Questions of intellectual and cultural property were brought up a number of times during the seminar. After I presented my doctoral research on the Native Northwest Coast giftware industry, we discussed the absence of legislation regulating the sale and labeling of First Nations-style art in Canada, as well as some of the limitations of the Indian Arts and Crafts Act in the US, such as galleries being given the thorny task to police artists’ identities. It is interesting to note that as far as the Northwest Coast art market is concerned, I have been repeatedly told that non-Native artists’ work are much more prevalent in Seattle than they are in Vancouver (the two hubs for this market North and South of the border). It would be interesting to gain understanding of the ways in which legislation or absence thereof relates to this apparent paradox.
During another conversation, we briefly discussed a Native community’s concerns over the use of collectively owned images by a commercial blanket company. The legal action they had hoped to conduct was halted upon learning that the company had gained approval for their use from an individual of Native ancestry. This example points to the tension between collective and individual identity, rights and ownership, not an uncommon issue when it comes to legal approaches to Indigenous intellectual property.
The role played by scholarly publications in the value given to objects on the art market came up on several occasions. Article illustrations, exhibition catalogues or surveys of the work of a particular artist can be used to authenticate works circulating on the market and can create “notoriety” for a particular piece, which goes hand in hand with its market value and the value of objects like it. This discussion echoed what I learned during my Masters research on the non-Western art market in Paris, where lists of publications and exhibitions form an integral part of an object’s pedigree or provenance, along with the names of the dealers and collectors in whose hands it has transitioned.
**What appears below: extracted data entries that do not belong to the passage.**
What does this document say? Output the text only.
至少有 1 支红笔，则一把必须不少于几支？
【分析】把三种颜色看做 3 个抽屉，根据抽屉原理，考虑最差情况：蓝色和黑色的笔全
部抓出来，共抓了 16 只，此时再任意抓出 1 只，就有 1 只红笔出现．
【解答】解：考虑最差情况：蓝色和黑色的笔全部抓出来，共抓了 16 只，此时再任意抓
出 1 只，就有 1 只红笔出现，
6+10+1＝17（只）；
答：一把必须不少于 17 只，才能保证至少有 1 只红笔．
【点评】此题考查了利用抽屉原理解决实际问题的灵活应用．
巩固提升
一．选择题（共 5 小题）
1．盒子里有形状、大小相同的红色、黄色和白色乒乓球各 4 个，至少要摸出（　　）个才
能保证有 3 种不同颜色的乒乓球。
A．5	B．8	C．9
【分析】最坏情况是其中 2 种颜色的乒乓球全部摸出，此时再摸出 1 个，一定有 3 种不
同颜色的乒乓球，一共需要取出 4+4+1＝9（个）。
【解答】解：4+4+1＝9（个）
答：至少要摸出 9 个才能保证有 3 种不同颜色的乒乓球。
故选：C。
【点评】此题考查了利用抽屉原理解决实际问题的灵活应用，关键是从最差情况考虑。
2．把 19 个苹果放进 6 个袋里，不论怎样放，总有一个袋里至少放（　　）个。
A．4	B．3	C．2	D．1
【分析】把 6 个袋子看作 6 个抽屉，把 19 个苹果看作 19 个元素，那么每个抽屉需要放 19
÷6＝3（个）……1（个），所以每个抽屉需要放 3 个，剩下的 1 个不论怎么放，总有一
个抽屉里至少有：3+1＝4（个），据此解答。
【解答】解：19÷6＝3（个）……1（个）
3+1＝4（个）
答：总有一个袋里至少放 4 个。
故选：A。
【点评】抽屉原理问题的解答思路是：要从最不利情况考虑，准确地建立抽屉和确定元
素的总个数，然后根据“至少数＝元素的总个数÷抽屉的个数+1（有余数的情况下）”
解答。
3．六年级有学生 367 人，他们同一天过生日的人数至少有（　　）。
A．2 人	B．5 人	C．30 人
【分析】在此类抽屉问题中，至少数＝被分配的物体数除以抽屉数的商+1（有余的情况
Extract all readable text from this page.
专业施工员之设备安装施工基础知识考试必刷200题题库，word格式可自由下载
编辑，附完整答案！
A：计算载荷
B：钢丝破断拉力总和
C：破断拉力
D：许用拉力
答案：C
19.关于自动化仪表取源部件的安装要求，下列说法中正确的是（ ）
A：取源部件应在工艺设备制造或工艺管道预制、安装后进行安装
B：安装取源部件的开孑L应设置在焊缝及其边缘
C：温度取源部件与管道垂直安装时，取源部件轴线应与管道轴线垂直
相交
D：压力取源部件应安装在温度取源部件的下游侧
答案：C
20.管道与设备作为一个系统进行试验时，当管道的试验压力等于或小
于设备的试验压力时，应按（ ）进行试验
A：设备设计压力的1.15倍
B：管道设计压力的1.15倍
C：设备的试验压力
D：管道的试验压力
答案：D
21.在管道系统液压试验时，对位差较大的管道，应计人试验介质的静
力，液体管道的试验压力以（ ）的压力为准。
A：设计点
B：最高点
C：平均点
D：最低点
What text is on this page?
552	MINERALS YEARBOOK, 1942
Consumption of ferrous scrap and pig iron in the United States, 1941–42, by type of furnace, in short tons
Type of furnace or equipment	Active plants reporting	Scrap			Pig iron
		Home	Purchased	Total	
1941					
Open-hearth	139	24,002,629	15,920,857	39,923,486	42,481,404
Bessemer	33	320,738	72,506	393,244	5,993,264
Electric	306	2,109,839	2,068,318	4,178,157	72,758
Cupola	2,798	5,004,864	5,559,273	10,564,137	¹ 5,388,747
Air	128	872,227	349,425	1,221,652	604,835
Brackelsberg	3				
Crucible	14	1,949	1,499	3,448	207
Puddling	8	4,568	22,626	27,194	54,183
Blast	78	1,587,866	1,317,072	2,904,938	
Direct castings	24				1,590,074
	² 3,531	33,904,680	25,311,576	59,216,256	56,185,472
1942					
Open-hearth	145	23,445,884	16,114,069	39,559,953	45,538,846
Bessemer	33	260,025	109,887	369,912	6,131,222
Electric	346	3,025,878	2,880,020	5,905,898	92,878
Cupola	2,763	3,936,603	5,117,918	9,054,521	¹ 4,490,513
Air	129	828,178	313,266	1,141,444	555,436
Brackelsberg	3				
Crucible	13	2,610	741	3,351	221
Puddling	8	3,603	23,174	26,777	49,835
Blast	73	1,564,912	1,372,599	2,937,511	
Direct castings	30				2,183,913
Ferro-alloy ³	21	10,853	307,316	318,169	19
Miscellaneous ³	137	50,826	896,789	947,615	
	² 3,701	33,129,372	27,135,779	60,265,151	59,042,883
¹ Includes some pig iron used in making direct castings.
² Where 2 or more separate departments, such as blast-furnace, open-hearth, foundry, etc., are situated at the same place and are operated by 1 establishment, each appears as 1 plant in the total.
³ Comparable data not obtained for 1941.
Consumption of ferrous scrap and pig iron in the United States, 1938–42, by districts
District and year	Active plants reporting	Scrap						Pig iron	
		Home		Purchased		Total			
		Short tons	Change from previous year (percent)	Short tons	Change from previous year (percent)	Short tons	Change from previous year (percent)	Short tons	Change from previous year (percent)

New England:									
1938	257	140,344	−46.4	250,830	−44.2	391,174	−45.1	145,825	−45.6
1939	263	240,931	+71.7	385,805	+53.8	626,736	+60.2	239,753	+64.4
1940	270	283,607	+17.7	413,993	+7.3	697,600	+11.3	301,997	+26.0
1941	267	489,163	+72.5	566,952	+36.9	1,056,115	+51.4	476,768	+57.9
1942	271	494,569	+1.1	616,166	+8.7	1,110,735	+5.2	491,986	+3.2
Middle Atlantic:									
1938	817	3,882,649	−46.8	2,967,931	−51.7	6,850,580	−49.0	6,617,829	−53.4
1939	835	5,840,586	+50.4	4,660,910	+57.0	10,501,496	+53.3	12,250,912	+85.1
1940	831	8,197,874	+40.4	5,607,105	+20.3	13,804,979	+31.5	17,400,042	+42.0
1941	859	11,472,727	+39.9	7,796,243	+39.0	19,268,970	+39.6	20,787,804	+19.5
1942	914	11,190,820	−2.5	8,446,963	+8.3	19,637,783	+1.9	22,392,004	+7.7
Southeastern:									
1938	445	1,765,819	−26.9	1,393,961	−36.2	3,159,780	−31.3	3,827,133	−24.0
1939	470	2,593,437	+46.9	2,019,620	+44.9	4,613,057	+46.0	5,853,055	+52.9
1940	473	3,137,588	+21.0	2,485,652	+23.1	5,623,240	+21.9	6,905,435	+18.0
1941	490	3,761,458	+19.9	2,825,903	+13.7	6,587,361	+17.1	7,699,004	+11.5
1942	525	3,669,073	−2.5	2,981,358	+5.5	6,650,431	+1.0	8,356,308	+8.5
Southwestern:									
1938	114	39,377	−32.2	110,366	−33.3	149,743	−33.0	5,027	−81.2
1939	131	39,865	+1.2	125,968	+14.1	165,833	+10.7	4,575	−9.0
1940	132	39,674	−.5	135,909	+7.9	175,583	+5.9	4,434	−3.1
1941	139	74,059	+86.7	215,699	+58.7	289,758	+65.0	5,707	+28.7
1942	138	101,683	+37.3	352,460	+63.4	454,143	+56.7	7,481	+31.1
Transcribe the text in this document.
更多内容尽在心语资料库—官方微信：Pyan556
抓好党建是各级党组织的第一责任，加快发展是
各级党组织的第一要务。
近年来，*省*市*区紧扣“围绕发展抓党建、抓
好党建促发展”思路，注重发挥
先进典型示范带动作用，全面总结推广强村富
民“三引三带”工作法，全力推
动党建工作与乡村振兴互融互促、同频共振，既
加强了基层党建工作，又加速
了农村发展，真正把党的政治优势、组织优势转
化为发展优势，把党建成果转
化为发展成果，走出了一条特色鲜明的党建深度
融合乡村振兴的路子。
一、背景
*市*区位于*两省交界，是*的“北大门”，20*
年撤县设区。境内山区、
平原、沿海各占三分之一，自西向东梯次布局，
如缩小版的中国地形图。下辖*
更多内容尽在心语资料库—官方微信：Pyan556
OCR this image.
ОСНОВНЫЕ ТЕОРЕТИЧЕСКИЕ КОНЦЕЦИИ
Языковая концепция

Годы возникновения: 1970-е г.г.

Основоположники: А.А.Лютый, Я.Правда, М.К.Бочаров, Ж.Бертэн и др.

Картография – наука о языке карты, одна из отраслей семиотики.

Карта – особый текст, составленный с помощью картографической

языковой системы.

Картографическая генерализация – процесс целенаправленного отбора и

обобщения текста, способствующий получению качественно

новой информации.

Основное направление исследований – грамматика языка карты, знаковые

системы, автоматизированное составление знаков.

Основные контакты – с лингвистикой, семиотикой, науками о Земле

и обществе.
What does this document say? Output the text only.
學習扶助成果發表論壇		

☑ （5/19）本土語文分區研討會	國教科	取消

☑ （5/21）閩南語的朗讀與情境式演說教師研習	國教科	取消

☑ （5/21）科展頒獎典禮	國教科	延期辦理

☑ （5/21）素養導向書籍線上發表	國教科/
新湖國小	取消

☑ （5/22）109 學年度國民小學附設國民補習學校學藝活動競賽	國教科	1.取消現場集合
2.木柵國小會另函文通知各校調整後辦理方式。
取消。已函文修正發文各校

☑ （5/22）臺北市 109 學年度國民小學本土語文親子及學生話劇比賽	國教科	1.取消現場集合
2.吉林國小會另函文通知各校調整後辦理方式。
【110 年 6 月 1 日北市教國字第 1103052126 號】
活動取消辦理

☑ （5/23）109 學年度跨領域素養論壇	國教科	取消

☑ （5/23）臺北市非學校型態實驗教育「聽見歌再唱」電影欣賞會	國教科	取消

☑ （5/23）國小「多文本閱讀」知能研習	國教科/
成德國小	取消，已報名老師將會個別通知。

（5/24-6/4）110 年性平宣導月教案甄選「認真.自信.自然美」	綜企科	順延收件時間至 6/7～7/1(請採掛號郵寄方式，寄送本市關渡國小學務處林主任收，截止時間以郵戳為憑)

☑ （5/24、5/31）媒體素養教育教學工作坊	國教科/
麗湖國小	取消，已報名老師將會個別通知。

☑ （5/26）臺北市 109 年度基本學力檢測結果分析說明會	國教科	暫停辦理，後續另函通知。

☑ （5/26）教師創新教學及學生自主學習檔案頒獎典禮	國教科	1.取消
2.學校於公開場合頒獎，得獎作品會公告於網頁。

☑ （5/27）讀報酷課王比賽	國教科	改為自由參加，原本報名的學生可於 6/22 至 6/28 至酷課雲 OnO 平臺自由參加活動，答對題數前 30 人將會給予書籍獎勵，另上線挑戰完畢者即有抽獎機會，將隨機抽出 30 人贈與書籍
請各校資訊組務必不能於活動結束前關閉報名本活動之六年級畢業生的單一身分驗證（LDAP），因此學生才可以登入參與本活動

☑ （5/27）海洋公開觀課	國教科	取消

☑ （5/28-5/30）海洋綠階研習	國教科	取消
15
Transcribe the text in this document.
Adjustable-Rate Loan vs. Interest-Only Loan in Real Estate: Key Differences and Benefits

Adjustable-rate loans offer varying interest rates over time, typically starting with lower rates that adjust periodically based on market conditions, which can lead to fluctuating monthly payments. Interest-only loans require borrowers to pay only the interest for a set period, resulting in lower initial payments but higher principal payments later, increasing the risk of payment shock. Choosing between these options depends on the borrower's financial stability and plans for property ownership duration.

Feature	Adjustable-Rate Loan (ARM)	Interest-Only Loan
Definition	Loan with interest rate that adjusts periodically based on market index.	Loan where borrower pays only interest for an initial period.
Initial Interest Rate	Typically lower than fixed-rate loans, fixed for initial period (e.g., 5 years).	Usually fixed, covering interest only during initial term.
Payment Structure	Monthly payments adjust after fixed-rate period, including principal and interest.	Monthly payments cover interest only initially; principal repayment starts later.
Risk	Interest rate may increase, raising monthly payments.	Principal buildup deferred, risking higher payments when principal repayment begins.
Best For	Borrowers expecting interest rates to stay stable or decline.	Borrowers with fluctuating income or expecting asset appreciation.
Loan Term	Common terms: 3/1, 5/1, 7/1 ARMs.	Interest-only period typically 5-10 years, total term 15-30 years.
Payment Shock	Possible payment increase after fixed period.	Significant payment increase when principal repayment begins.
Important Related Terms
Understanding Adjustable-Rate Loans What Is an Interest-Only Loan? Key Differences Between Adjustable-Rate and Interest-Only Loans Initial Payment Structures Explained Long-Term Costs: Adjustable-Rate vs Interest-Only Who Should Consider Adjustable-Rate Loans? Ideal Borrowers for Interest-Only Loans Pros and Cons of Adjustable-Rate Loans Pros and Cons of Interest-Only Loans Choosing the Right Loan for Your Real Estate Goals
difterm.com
It was also interesting to hear perspectives on repatriation coming from active participants of the art market, as it is so often discussed in relationship to museums and public collections. For instance, it was mentioned that NAGPRA, while legally binding only for federally funded museums, has also affected private collectors. For example, it has altered their ability or desire to donate objects to museums when these are subject to repatriation. Some have chosen not to acquire such pieces at all, while those who already own them have occasionally returned the objects directly to their communities of origin, rather than have them repatriated via a museum or divesting themselves of these objects through international auctions. The former initiatives are encouraging, and point to the importance of museums, academics and communities engaging in dialogue with art dealers and collectors (and vice-versa) about issues such as repatriation, its benefits and its challenges.
A four day seminar is of course not enough to address all of these important issues in the depth that they deserve, but there is no question that this has been a very formative experience for me. I hope to have time in the near future to delve back into my Masters research on the Parisian non-Western art market to think through my material in the light of what I have learned at the Otsego Institute. In the meantime, I will mine this experience for the more pressing project at hand: my dissertation on the Native Northwest Coast giftware market. A few more interviews, a summer’s worth of transcriptions, and then…. Writing!